AT THE END, the old woman met with me alone in a small room the monkeys had arranged for her. She took my hand, her fingers as light as bird wings, and said, “You’ve seen it, haven’t you?”

I’m not willing to admit I’ve seen anything.

She then adds, “Our Ship is haunted. Not just by the dead of ancient wars, oh no—but by something not from Ship. Something I believe set us a great challenge. When I told Selchek and Grimmel what I saw, they did not believe me. They joked, calling it my avenging angel. Puroy called it the Judge. She, too, did not believe it was real. But it was—I know. It’s been with us for hundreds of years.”

She regards me with a gaze growing strong and steady—an assured but also frightened gaze. I can barely look at her my body is trembling so.

“In time, others saw it as well. Those of us who saw felt that we were indeed being judged. We believed it diverted Ship toward the supernova. In part, seeing it—fearing its judgment—we knew that if we didn’t clean up our act and prevent the destruction of other innocent worlds, Ship would be utterly destroyed.”

I have to ask, “Where does it come from?”

She smiles, pats my wrist. “I do not know. It never told me, nor anyone else. It does not want to interfere any more than it has to.” The old woman then whispers, “Reach into your memory… Tell me what you think it might be. Look into the mirror. Engage your imagination. I know you have one.”

Her last words to me.

———

MAYBE WHEN I look into this mirror, I draw out a story, awakening not memory, not history, but fable.

I can’t express this at all well.

Ship can never return home. The designers who originally equipped it knew that it was far too capable, far too dangerous: a true slaying seed.

Intelligent life in other systems, sensing the approach of such a danger, might mount defenses to protect their homes. But they would likely take no risks, expending the least amount of effort, and do all they could to simply destroy us.

Who else from outside would care for such a large, clumsy, deadly contraption as Ship? Who else would care enough to challenge it, rather than to just safely destroy it and be done with us all?

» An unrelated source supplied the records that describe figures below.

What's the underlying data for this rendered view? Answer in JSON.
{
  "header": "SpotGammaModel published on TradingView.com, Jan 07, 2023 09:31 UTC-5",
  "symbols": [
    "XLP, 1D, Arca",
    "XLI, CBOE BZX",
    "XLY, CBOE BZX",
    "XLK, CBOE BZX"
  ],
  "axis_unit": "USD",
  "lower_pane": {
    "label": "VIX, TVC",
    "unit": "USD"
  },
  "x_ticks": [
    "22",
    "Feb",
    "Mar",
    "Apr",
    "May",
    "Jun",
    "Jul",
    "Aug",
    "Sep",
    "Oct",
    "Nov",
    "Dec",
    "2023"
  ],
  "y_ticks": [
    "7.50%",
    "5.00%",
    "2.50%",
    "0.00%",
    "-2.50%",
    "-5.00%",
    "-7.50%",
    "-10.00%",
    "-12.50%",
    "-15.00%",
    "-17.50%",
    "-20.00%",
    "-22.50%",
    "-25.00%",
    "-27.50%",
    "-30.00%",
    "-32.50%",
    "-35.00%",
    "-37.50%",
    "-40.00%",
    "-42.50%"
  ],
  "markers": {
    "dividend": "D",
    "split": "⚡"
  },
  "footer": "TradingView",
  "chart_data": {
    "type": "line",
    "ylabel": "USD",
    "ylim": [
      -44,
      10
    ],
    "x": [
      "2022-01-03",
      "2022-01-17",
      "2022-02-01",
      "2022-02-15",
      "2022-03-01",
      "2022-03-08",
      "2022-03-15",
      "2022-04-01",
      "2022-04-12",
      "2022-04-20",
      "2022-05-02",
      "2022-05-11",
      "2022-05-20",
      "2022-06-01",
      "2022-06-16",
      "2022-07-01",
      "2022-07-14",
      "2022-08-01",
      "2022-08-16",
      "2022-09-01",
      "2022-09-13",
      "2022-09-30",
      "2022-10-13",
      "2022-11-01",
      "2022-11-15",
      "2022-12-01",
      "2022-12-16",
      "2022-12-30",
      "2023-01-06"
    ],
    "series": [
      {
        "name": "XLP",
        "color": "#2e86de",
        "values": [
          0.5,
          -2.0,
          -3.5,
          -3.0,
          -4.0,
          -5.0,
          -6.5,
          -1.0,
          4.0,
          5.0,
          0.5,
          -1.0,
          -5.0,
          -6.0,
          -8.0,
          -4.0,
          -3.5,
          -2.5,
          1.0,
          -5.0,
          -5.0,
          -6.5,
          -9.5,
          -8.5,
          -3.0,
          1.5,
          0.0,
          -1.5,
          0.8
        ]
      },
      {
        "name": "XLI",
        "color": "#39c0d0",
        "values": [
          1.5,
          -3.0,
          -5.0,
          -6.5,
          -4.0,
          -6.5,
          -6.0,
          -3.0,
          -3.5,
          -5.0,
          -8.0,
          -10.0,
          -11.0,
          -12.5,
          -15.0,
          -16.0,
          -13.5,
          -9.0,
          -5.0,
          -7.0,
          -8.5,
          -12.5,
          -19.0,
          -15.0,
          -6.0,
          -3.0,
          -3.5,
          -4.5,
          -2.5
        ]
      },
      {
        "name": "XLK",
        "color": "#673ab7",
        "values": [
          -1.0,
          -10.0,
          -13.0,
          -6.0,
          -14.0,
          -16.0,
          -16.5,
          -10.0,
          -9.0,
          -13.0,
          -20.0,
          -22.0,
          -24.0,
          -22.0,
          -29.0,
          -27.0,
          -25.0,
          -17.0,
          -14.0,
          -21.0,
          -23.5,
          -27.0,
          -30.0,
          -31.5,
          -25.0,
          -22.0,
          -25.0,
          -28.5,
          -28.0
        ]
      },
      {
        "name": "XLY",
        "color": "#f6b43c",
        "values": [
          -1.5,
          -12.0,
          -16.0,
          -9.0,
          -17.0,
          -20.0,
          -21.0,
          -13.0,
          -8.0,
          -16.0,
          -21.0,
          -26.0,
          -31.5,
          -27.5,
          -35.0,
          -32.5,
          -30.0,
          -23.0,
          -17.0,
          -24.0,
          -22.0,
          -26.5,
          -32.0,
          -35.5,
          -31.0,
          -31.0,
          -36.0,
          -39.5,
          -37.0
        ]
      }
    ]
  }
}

Those who followed us from Earth would have built faster ships—or traveled using no ships at all. They would have spread out into a broad galaxy, perhaps going through their own hells of destruction and learning. And then, finding our Ship and perhaps others, vast capsulated samples of an ancestral world, they might have marveled, studied—valued. They might have felt sympathy for their primitive ancestors and wanted us to succeed, as a pilot flying a jet might feel for a lost family in a Conestoga wagon.

But they had no desire to watch Ship wreak ancient havoc. And so they appointed a chaperone, a guardian who chastised and protected at once, but who also conveyed a subliminal warning, a chance at reflection—a chance to discover our only place in space and time.